To quantify methylation levels in all four of our samples (mCpG, DKO, DMSO-treated, and decitabine-treated), we once again ran PCR according to the following recipe: 4 µl epiTaq buffer, 13.5 µl H2O, 0.4 µl dNTPs, 1 µl template DNA, 0.5 µl forward primer, 0.5 µl reverse primer, and 0.111 µl epiTaq polymerase. The template was either pure DKO, mCpG, DMSO-treated, or decitabine-treated DNA. For TLX1, the most appropriate annealing temperature was 52 degrees C. The PCR products were then purified using a DNA Clean and Concentrator kit provided by ZYMO Research. The manufacturer’s suggested protocol was followed. We then sent the amplified and purified DNA to the University of Chicago for sequencing (using the reverse primer).

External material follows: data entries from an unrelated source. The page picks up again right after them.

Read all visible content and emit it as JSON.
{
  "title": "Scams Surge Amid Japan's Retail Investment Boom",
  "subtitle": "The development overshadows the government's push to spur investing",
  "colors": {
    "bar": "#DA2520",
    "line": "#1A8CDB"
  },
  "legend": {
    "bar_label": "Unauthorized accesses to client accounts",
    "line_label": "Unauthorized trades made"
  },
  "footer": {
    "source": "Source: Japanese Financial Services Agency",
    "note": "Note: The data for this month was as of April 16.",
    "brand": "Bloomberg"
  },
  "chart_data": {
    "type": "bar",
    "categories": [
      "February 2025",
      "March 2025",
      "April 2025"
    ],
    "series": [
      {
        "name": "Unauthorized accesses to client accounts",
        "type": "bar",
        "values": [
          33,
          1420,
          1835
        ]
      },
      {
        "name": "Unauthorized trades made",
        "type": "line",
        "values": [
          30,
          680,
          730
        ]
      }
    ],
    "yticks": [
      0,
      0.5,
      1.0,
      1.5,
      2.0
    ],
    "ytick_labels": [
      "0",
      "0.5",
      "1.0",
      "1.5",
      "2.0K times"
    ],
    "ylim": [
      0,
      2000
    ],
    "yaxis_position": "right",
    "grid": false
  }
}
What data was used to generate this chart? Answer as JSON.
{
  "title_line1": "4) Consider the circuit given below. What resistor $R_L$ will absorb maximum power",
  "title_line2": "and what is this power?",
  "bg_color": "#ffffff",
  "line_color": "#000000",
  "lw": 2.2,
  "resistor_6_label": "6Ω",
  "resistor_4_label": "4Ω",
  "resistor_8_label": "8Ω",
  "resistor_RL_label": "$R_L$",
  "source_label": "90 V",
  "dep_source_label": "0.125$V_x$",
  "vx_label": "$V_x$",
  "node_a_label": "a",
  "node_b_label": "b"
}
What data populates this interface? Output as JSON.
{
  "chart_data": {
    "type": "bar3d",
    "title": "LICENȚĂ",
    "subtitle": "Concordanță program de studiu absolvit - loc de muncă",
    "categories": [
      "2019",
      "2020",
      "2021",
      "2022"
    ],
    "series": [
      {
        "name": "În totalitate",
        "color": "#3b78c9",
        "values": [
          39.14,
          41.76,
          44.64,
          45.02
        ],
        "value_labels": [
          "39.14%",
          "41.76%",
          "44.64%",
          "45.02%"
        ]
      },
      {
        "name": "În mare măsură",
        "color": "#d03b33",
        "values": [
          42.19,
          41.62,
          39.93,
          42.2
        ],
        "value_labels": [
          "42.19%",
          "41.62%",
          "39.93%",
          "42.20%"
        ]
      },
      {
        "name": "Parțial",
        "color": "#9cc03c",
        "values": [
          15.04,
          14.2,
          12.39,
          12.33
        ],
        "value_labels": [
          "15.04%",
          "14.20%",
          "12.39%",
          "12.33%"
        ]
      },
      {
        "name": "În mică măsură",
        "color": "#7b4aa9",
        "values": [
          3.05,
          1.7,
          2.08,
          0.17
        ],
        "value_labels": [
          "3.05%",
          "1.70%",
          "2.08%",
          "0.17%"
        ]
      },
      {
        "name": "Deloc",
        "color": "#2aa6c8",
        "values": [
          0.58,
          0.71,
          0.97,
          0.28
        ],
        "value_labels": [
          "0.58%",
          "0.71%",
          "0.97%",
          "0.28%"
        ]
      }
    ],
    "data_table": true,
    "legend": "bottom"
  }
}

Once the sequences came back, we analyzed the results by first aligning the received sequence with the expected amplicon in EMBOSS-Needle. Then, for each CpG site, we compared the G and A signal strengths. Since the reverse primer was sent, this corresponds to C conversion to T (which only occurs when CpG sites are not methylated). Thus, for each CpG site, we derived a percent methylation statistic from all four conditions (DKO, mCpG, DMSO, and decitabine). We then compared DKO and mCpG methylation using a Student’s t-test. We did the same for the DMSO- and decitabine-treated conditions. 

Clonogenic Survival Assay

To test whether decitabine had an effect on HCT-116 cell colony formation, we cultured HCT-116 cells in the presence of DMSO, 0.1 µmol decitabine, 0.25 µmol decitabine, or 1 µmol decitabine in 6-well dishes. Cells were plated at a density of 200 cells per well. Decitabine was removed, and the cells were allowed to grow for 12 days. We then aspirated the media and rinsed each well with 2 mL of PBS. The PBS wash was then removed. A crystal violet mixture (containing 6% glutaraldehyde for fixation and 0.5% crystal violet for staining) was prepared. Each well was treated with 2 mL of the mixture. After a 1 hour incubation, the mixture was removed, and the plates were immersed in running water for about an hour. They were left to dry for a week. Subsequently, number of colonies in each of the four conditions was counted. Results were analyzed using a one-way ANOVA followed by Tukey’s HSD post-hoc test. 

Acknowledgements

We would like to thank Dr. William Conrad for his incredible support and dedication throughout this research. This project would not have been possible without his patient guidance and expertise. We would like to acknowledge the efforts of Rebecca Shoup, the lab peer teacher, and Brett Palmero, a Biol322 class member, for their help with setting up the reactions and preparing reagents. We would also like to thank Samuel Gascoigne, for his willingness to provide raw data for EN1 while the TLX1 samples were still being sequenced at the university of Chicago. Finally, thank you to all students from Biol322 for their friendship and support.